Taking integration both sides we get
\[\begin{align}
  & \int{d\left[ {{e}^{-{{x}^{2}}}}{{\left( y-x \right)}^{-2}} \right]}=\int{z{{e}^{z}}dz} \\
 & \Rightarrow {{e}^{-{{x}^{2}}}}{{\left( y-x \right)}^{-2}}=z{{e}^{z}}-{{e}^{z}}+c \\
\end{align}\]
Here, c is the integral constant.
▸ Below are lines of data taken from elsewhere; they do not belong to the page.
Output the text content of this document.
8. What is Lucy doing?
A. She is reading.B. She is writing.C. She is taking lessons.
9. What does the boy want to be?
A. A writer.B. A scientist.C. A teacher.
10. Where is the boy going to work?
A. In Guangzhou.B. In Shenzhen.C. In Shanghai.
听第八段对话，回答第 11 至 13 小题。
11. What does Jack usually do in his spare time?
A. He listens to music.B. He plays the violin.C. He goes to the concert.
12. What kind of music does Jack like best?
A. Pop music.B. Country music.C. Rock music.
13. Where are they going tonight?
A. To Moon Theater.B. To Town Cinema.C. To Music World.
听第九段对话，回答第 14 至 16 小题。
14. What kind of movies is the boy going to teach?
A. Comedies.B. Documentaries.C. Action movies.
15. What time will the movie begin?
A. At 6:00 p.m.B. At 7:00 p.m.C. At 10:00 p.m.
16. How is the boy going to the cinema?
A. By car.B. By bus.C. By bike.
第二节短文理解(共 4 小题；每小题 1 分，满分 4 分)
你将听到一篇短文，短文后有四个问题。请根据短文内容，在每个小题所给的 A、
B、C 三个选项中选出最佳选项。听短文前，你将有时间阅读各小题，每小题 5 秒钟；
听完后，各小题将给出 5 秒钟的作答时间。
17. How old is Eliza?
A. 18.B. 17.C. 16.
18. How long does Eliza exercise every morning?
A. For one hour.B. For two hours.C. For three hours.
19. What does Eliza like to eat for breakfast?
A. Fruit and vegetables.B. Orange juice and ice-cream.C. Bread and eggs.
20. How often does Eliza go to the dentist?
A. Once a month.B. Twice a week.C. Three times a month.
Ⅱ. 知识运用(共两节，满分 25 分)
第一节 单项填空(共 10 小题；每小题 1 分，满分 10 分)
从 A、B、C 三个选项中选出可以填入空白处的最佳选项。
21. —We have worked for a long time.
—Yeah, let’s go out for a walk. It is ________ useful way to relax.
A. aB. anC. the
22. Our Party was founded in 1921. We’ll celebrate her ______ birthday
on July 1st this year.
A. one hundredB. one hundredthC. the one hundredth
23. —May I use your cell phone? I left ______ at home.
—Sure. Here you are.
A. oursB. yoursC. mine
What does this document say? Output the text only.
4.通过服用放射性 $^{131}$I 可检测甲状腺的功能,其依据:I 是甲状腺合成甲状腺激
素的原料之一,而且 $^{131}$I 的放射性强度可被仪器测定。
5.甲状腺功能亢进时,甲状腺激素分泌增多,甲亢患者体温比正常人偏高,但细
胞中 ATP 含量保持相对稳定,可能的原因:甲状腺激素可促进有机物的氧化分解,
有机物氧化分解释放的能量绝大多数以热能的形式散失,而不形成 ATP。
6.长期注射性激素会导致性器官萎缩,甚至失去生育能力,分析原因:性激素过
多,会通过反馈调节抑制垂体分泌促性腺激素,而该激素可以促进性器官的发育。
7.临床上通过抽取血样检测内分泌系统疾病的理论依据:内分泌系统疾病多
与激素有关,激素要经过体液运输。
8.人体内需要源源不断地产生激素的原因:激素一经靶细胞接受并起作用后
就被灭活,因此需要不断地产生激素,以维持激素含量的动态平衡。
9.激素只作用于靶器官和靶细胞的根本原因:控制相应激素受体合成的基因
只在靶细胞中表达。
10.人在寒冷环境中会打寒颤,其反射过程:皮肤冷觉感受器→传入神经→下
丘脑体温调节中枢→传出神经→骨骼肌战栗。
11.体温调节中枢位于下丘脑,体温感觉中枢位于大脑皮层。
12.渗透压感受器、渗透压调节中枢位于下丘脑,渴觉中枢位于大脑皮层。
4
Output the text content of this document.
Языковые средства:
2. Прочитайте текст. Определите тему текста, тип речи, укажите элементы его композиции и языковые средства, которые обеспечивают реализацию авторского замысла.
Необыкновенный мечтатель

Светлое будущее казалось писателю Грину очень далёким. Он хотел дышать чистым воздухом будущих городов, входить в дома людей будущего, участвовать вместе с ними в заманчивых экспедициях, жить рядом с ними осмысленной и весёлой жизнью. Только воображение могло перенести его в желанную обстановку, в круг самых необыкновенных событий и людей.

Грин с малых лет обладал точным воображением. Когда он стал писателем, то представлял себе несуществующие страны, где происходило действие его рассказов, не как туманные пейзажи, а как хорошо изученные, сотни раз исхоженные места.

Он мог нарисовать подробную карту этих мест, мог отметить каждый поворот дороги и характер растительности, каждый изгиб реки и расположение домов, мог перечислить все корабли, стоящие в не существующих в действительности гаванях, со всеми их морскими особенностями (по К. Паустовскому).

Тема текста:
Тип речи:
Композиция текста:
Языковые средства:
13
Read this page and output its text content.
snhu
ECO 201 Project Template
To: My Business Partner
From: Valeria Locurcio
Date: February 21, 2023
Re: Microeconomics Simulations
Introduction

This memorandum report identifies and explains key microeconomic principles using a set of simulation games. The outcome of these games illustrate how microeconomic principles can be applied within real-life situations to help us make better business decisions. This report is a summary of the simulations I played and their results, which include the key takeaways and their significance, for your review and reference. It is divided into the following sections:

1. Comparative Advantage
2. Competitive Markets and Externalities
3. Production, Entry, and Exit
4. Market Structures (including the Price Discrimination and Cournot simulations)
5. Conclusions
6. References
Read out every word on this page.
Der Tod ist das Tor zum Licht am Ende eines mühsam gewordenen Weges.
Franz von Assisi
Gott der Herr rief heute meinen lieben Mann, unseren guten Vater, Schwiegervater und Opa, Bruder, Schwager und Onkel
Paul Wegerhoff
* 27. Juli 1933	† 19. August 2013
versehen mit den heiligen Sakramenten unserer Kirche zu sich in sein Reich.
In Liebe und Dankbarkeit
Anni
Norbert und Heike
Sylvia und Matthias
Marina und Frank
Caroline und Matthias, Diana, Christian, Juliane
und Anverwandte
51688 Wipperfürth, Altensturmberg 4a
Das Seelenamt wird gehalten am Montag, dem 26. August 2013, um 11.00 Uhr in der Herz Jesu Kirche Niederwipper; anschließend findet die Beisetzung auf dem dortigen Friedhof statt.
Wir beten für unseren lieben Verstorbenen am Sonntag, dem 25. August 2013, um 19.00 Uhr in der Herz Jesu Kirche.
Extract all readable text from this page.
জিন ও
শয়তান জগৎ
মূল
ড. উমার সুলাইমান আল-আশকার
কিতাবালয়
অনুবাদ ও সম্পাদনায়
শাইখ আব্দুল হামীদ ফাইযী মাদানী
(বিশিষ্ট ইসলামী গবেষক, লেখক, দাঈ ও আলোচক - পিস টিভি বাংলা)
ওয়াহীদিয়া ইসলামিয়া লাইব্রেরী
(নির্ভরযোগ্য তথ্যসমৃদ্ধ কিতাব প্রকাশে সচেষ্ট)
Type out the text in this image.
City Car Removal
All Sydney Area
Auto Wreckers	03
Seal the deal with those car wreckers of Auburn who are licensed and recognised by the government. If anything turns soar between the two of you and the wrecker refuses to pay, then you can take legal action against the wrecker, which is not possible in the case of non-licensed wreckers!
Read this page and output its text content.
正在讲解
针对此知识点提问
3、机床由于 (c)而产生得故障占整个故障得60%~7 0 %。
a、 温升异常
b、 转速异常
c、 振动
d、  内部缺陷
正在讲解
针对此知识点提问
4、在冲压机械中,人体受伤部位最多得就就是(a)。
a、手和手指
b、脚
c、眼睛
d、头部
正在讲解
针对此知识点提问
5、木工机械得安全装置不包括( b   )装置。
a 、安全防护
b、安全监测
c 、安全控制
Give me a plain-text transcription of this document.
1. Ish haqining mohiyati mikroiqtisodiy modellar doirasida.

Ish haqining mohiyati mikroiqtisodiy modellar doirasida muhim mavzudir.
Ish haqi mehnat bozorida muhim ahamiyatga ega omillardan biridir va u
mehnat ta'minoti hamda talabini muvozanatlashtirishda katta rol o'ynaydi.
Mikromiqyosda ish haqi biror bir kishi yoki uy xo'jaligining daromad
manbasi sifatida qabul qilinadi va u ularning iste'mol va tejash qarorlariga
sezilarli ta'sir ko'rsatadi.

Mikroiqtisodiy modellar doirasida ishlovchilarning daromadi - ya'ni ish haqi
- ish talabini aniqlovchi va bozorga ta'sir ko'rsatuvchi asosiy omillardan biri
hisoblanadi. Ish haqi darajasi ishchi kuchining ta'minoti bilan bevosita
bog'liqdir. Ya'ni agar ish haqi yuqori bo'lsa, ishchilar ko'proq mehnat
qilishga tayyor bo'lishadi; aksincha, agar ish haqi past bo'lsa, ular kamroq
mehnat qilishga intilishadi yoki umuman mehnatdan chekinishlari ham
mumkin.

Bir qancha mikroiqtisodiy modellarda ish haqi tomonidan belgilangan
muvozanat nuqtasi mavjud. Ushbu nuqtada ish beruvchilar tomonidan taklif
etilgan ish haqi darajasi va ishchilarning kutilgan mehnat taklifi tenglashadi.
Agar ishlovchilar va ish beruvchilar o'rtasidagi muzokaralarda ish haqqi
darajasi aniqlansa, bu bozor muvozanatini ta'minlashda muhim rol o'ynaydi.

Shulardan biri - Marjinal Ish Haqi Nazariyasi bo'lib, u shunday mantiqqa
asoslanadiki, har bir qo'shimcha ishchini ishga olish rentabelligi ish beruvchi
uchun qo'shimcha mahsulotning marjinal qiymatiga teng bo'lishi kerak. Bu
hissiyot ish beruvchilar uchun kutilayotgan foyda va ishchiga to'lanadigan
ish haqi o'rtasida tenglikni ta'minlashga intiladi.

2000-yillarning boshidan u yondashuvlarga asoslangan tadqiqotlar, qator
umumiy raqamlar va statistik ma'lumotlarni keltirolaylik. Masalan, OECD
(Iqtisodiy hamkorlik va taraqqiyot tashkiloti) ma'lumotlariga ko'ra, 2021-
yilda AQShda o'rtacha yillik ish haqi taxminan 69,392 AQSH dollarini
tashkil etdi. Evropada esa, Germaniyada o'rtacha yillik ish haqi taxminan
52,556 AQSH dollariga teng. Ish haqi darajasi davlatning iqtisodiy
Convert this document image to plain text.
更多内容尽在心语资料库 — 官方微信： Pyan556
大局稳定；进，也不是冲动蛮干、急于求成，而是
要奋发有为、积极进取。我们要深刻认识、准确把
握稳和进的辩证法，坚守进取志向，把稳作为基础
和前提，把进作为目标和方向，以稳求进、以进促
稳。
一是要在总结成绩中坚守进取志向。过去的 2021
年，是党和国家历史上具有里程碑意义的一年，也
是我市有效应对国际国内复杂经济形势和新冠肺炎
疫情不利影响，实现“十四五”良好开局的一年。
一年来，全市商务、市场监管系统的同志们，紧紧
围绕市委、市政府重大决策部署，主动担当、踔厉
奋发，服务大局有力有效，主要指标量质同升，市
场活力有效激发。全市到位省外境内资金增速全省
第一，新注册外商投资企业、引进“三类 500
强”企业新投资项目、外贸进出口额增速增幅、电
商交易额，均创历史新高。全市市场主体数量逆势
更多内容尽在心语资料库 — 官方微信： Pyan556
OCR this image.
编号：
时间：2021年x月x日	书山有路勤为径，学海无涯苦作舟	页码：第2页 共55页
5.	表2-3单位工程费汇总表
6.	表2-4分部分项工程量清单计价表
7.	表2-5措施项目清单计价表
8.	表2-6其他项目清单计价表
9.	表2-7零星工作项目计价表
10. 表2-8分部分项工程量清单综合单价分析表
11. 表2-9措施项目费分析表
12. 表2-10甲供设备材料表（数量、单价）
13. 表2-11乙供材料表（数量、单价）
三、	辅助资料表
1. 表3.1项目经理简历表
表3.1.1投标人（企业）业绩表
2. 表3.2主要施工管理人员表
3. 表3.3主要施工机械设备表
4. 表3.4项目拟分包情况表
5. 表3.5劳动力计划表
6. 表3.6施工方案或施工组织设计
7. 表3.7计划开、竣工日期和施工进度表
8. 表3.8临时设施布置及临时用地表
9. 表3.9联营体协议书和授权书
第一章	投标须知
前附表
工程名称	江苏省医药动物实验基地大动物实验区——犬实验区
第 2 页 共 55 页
We also need to replace the value of z.
\[\begin{align}
  & {{e}^{-{{x}^{2}}}}{{\left( y-x \right)}^{-2}}=z{{e}^{z}}-{{e}^{z}}+c \\
 & \Rightarrow {{e}^{-{{x}^{2}}}}{{\left( y-x \right)}^{-2}}=\left( -{{x}^{2}}-1 \right){{e}^{-{{x}^{2}}}}+c \\
 & \Rightarrow {{\left( y-x \right)}^{-2}}=\left( -{{x}^{2}}-1 \right)+c{{e}^{{{x}^{2}}}} \\
 & \Rightarrow \dfrac{1}{{{\left( y-x \right)}^{2}}}=\left( c{{e}^{{{x}^{2}}}}-{{x}^{2}}-1 \right) \\
 & \Rightarrow {{\left( y-x \right)}^{2}}\left( -{{x}^{2}}-1+c{{e}^{{{x}^{2}}}} \right)=1 \\
\end{align}\]

So, the correct answer is “Option D”.

Note: If we don’t take a differential then we have to take too many variables to compensate for the form and that will become very tough to solve after a time. That’s why the left-hand side has to be solved with the help of differentials.